Chinese politician (1931–2016)

Guan Guangfu (关广富; December 1931 – 16 April 2016) was a Chinese politician of Manchu ethnicity. He served as Chinese Communist Party Committee Secretary of Hubei province from 1983 to 1994.

==Biography==
Guan was born in December 1931 in Muling, Heilongjiang Province in northeast China. He was a Manchu. He joined the Chinese Communist Party (CCP) in July 1948.

From 1947 to 1949 Guan worked as an accountant in Muling. In 1949, he was transferred to Hubei Province in central China, working in the provincial finance department. In 1964 he acquired a degree in finance from Hubei University through correspondence learning. In 1973 he became Vice President of the Hubei Branch of the People's Bank of China, and was promoted to President in 1978.

In January 1983, Guan became CCP Committee Secretary of Hubei, and held that position until December 1994. During his tenure, he disagreed with Governor Guo Zhenqian and his successor Guo Shuyan, over the ambitious "Rising Abruptly" strategy, which aimed to dramatically increase the province's economic output. As a result, both governors ended their terms prematurely and left the provincial government.

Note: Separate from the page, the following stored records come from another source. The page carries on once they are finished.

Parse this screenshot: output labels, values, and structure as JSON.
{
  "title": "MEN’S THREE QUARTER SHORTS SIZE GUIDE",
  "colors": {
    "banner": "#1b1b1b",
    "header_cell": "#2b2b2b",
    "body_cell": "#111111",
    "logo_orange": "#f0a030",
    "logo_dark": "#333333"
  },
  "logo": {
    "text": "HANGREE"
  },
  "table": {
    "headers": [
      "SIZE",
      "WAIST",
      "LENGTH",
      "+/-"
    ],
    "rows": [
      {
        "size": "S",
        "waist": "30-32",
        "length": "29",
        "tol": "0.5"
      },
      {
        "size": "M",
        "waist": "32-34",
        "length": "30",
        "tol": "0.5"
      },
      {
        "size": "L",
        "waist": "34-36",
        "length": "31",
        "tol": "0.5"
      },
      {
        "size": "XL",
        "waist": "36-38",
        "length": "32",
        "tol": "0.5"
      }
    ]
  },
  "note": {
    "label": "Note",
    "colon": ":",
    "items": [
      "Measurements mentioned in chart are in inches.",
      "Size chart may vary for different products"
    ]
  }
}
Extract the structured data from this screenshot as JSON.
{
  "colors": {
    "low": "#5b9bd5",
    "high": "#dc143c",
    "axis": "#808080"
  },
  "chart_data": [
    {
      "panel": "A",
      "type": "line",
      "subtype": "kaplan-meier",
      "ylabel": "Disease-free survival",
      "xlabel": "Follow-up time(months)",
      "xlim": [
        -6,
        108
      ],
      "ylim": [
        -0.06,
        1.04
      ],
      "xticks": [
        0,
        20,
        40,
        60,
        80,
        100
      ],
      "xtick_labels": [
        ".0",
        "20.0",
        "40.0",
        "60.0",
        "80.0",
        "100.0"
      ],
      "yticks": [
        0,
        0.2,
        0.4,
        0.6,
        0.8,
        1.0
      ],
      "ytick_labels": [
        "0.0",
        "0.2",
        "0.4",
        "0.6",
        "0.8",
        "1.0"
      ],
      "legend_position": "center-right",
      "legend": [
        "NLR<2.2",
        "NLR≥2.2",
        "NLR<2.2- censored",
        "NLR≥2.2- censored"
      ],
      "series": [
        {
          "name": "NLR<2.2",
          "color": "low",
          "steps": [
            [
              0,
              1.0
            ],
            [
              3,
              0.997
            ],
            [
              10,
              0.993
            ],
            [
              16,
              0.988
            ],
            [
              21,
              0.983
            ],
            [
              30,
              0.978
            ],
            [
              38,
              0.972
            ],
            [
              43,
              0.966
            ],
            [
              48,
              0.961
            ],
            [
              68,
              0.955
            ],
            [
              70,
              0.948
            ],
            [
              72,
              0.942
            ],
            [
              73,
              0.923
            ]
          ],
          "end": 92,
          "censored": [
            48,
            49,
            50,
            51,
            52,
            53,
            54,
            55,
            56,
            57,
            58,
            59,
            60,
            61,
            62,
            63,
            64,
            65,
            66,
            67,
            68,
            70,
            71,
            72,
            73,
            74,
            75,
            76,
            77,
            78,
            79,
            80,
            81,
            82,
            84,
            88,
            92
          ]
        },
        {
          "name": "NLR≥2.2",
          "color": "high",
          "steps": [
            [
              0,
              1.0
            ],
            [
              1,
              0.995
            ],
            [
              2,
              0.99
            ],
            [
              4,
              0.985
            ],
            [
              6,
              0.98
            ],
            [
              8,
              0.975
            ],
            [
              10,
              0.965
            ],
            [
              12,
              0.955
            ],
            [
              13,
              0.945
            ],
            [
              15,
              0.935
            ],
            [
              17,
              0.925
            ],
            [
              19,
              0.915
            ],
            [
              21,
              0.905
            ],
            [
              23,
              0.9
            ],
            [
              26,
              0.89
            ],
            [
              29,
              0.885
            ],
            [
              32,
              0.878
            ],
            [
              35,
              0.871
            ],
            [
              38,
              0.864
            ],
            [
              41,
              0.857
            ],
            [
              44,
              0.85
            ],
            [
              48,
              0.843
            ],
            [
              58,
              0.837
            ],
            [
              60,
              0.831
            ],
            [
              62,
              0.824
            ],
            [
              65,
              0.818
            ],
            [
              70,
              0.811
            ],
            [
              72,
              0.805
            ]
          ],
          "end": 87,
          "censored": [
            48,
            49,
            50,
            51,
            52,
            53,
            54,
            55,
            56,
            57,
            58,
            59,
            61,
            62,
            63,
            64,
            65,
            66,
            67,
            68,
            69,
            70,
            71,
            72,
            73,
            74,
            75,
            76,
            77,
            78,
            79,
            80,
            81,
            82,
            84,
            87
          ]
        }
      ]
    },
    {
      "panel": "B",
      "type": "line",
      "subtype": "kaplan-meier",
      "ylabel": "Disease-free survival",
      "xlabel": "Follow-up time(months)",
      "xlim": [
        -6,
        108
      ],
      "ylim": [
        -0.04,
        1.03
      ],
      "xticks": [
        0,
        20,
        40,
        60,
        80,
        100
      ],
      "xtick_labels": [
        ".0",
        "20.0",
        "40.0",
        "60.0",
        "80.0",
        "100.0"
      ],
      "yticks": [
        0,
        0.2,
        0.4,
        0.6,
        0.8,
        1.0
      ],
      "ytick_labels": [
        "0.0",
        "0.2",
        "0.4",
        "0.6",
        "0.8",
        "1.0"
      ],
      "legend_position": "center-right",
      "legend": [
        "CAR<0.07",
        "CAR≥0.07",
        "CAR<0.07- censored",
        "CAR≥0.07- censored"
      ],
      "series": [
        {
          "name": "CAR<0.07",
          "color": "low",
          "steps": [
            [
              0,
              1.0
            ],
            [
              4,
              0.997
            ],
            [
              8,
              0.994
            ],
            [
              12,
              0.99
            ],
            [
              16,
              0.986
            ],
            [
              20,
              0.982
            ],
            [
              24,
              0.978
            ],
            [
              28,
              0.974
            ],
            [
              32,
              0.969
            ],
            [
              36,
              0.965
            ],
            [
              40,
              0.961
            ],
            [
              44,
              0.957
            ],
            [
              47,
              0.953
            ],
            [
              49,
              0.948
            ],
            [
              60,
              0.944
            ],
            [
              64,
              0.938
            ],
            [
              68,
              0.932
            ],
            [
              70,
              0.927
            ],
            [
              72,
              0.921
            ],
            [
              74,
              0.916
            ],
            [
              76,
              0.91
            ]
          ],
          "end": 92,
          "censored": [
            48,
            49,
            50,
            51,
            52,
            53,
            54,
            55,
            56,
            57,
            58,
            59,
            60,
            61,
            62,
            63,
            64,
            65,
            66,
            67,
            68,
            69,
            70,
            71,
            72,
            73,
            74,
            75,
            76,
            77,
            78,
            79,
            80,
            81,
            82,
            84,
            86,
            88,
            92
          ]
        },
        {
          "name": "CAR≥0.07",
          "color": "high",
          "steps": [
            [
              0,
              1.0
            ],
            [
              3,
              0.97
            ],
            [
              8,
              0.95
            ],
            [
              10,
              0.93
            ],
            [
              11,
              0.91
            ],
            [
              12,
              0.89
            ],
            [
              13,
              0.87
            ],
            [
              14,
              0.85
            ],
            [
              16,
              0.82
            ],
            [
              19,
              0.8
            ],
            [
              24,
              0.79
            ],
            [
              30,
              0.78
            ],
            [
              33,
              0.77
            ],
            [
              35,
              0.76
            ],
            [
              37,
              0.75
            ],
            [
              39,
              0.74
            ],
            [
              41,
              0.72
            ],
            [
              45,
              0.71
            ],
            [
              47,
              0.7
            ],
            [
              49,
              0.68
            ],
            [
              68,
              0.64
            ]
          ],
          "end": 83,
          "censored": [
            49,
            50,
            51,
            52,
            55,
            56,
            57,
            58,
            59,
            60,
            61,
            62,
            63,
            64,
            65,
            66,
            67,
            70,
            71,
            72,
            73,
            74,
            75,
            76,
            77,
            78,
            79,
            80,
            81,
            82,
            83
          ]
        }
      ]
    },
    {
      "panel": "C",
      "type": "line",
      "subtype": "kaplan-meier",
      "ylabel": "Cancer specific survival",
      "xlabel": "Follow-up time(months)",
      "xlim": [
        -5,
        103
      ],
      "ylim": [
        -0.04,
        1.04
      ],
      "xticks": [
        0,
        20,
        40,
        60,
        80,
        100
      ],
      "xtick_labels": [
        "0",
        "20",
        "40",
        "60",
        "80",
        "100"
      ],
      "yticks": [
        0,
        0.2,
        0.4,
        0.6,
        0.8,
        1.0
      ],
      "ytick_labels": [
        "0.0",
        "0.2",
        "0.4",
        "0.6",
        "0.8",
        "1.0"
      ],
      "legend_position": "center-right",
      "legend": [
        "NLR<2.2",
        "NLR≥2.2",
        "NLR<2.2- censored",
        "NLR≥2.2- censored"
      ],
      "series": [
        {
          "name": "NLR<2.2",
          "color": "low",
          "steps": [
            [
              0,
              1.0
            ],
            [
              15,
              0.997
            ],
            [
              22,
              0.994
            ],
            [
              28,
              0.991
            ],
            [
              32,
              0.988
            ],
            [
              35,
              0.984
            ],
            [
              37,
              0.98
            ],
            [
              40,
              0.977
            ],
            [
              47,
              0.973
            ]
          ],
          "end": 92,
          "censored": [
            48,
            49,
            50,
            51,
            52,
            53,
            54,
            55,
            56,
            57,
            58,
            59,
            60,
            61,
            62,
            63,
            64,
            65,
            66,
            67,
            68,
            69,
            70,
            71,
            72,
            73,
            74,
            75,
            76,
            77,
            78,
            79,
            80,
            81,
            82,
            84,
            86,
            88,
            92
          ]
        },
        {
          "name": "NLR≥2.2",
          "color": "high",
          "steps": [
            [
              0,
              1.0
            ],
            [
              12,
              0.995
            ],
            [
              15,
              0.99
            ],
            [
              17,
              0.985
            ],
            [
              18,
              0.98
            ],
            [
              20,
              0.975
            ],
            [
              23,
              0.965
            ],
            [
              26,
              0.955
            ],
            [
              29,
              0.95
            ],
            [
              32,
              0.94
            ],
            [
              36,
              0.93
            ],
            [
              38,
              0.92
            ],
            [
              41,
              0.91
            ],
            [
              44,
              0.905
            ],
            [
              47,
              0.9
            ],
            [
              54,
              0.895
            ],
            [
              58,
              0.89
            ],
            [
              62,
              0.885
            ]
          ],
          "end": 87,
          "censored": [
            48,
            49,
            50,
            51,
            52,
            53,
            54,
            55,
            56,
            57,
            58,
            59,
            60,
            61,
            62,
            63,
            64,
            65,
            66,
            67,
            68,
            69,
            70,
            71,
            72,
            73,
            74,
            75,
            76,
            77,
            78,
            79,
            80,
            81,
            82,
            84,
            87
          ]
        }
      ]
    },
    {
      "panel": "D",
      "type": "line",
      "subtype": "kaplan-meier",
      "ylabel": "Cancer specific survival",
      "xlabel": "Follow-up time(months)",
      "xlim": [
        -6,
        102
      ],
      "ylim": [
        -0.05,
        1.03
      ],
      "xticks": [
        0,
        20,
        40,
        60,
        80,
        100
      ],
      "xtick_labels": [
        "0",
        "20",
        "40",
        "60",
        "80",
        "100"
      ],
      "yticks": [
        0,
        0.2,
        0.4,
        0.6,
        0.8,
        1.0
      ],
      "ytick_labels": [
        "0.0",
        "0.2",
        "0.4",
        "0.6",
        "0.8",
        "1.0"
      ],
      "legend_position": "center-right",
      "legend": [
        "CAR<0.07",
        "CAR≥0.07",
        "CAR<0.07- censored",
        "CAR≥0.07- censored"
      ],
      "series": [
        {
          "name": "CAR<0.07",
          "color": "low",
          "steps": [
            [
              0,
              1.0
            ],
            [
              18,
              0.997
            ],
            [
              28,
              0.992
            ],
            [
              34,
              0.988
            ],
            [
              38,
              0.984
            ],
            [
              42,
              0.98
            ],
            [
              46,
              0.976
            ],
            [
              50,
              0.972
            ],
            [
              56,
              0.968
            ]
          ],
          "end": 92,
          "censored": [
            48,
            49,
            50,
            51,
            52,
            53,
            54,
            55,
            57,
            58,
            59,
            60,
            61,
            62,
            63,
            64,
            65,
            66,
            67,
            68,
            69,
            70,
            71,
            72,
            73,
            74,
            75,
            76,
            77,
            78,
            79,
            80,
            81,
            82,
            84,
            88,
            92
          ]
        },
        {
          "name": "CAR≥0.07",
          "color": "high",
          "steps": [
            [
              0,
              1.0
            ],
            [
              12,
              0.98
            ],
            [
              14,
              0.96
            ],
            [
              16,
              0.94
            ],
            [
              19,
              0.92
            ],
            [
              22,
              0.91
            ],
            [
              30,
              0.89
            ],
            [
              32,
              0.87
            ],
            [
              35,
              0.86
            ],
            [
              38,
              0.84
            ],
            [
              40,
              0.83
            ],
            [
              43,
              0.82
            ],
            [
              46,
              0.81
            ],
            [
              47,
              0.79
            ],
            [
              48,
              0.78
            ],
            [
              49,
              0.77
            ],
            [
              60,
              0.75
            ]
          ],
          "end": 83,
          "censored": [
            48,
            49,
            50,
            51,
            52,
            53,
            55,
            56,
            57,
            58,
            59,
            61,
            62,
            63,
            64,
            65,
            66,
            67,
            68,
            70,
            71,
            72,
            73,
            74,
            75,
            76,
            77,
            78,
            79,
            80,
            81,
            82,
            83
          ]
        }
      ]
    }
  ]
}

From 1993 to 2002, Guan served as Chairman of the Hubei Provincial People's Congress. He was a member of the 12th, 13th, and 14th Central Committees of the CCP, serving from 1985 to 1997.

After retiring from politics Guan focused on painting, and was interviewed in his studio by Xinhua News Agency in 2010. He said he was especially fond of Shennongjia, and was proud of his policies protecting the nature reserve. He died in Wuhan on 16 April 2016.